The Constitution is a rule book for government; it is the place where important national power relationships are articulated. It is not necessarily the right place for symbolism and poetry.
I have come to agree with Freeman and Leeser’s argument, but for different reasons. If we are going to have constitutional change, it needs to do more than just insert poetry into the Constitution. It needs to improve the rules governing indigenous affairs in this country, to make life practically better for our people.
Symbolic recognition of indigenous history and heritage can occur in a declaration, as one important element of a package of reforms to effect indigenous recognition. As I argued in my Quarterly Essay, poetry and symbolism can happen outside the Constitution. But practical reform needs to happen within it.
Statements of great aspirational value can help promote national cultural and political change. The Declaration of Independence had a profound impact on the American national identity, setting in place values of human equality that have had deep political influence. The Treaty of Waitangi in New Zealand is not of itself legally enforceable unless incorporated into legislation, but its principles have come to capture the nation’s imagination. These days, the treaty is taught in schools and Maori culture is celebrated as the New Zealand culture.
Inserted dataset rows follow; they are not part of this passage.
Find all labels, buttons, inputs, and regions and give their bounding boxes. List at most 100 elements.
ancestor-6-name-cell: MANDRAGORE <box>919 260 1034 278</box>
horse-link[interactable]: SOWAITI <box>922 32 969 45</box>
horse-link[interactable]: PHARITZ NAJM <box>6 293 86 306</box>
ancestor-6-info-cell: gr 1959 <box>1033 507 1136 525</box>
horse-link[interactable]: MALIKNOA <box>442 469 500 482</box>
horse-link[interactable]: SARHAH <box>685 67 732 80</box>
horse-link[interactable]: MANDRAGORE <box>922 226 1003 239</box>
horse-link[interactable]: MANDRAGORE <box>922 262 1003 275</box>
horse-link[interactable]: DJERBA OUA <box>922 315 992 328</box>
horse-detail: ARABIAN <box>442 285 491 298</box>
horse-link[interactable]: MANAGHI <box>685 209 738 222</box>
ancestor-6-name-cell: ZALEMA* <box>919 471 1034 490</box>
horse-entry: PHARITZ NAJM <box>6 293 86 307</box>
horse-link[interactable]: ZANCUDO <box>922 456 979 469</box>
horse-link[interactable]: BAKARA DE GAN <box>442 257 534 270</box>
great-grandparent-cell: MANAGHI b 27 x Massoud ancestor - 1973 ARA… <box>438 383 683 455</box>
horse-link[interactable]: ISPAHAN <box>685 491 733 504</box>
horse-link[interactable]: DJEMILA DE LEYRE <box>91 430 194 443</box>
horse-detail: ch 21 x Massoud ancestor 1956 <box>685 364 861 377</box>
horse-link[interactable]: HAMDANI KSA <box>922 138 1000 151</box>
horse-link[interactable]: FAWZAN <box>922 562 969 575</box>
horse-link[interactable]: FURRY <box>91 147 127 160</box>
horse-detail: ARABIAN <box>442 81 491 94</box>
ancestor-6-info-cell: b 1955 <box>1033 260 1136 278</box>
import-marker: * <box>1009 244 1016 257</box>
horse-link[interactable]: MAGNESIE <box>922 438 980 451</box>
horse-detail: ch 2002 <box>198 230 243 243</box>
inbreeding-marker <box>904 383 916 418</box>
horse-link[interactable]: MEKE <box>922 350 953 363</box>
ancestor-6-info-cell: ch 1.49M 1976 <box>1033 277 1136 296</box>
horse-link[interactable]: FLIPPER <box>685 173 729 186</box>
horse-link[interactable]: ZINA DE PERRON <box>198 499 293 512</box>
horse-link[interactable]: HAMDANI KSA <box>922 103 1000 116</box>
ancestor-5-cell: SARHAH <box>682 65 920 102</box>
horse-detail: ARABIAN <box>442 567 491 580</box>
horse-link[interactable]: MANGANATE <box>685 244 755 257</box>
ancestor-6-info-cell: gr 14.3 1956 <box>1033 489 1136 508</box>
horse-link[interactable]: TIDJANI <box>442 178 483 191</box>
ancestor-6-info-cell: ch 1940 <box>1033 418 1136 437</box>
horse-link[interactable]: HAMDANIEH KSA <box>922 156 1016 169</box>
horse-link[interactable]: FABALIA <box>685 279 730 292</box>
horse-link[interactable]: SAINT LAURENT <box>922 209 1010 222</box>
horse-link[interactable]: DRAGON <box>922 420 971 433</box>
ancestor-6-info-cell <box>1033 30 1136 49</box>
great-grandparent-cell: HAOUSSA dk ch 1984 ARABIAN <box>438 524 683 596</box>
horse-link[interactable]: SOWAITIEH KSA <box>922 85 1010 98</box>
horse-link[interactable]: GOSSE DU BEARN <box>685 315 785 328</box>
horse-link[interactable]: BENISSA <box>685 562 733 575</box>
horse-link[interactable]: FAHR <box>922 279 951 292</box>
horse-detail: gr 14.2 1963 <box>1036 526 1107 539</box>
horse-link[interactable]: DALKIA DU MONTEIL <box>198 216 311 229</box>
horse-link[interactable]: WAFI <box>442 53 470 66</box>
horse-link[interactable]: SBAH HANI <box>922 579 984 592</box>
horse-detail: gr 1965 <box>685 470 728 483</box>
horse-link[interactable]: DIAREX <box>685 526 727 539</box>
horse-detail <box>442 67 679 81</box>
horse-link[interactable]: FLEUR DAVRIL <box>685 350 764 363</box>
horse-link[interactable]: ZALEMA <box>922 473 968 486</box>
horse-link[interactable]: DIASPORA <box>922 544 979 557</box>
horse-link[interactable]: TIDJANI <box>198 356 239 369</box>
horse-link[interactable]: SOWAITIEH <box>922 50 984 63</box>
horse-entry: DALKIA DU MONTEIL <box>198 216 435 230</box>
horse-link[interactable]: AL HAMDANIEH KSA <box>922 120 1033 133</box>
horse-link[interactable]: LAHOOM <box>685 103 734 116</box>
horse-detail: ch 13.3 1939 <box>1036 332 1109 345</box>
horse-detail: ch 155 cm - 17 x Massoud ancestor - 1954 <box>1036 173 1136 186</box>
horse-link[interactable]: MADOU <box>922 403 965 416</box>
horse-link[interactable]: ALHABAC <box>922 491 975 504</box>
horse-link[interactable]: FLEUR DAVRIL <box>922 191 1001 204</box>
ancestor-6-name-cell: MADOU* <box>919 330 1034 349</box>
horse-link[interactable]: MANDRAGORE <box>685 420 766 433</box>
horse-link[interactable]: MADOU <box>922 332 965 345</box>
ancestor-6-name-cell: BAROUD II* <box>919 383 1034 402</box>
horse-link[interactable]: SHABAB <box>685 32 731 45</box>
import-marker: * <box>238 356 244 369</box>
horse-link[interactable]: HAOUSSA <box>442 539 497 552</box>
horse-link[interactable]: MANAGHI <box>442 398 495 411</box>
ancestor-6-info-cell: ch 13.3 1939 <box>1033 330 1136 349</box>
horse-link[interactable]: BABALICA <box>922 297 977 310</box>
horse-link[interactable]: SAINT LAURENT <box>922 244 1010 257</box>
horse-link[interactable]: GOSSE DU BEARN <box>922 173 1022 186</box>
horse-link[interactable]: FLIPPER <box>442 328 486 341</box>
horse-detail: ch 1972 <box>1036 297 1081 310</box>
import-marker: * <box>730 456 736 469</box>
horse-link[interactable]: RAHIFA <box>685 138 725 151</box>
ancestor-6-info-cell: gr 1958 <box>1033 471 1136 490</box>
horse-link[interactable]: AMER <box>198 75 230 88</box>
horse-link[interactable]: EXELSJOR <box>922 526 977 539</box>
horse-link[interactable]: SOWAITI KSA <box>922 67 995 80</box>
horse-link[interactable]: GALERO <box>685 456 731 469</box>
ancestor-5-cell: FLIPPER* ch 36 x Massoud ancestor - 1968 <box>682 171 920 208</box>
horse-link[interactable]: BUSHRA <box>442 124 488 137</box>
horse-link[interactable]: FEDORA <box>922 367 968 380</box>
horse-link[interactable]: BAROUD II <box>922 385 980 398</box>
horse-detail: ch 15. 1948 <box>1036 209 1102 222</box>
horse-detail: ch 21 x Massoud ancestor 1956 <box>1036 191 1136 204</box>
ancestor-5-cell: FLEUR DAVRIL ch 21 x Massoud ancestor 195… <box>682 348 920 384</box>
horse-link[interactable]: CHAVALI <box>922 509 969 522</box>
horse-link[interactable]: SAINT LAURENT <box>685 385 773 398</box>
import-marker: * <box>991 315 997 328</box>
Equally, if the Constitution is a rule book that gives parliament its powers and incorporates rules and procedures to restrain the abuse of that power, then where are the rules and procedures governing the relationship between indigenous people and the government? This is our country too. Where are the constitutional rules and procedures ensuring indigenous Australians are heard by the majority might of parliament? Currently, the only articulation of this important relationship is through discriminatory race clauses, implying the relationship is one of exclusion. Those discriminatory clauses should be removed, and the race power replaced with an indigenous power, to support necessary laws for indigenous affairs.
The relationship between indigenous people and government should be constitutionally articulated so it is just and fair, rather than characterised by exclusion and discrimination.
This need not mean judicially adjudicated rights clauses or symbolic statements in the Constitution. But it could mean practical rules and procedures to ensure indigenous people get a fair say when parliament makes laws and policies about us.
Parliament could be required procedurally to consult with and consider the advice of an indigenous body in its lawmaking for indigenous affairs. This would address indigenous concerns to be better heard in government decisions affecting our interests, and conservative concerns to maintain the primacy of the political process.
Rather than letting unelected judges decide what is in the interests of indigenous people, it would give our people a chance to constructively engage with parliament when laws are being made about us. We would have a voice in the national system. To me this is the shining prospect.
I started this conversation asking conservatives: “If you are saying a racial non-discrimination clause in the Constitution is not the answer, then what is a better solution? What can be done to ensure things are done in a better way?” I think there is a reasonable answer to that. We can do things in a better way.
There is real goodwill in conservative Australia, and Australia at large, towards indigenous people. I urge Australians to engage with this question with intellectual rigour and open-heartedness.
Indigenous Australia is crucial to this process. There should be national indigenous conventions so indigenous people can grapple with these ideas and express their views on the package of reforms they would support. Any constitutional recognition package needs the endorsement of indigenous Australia.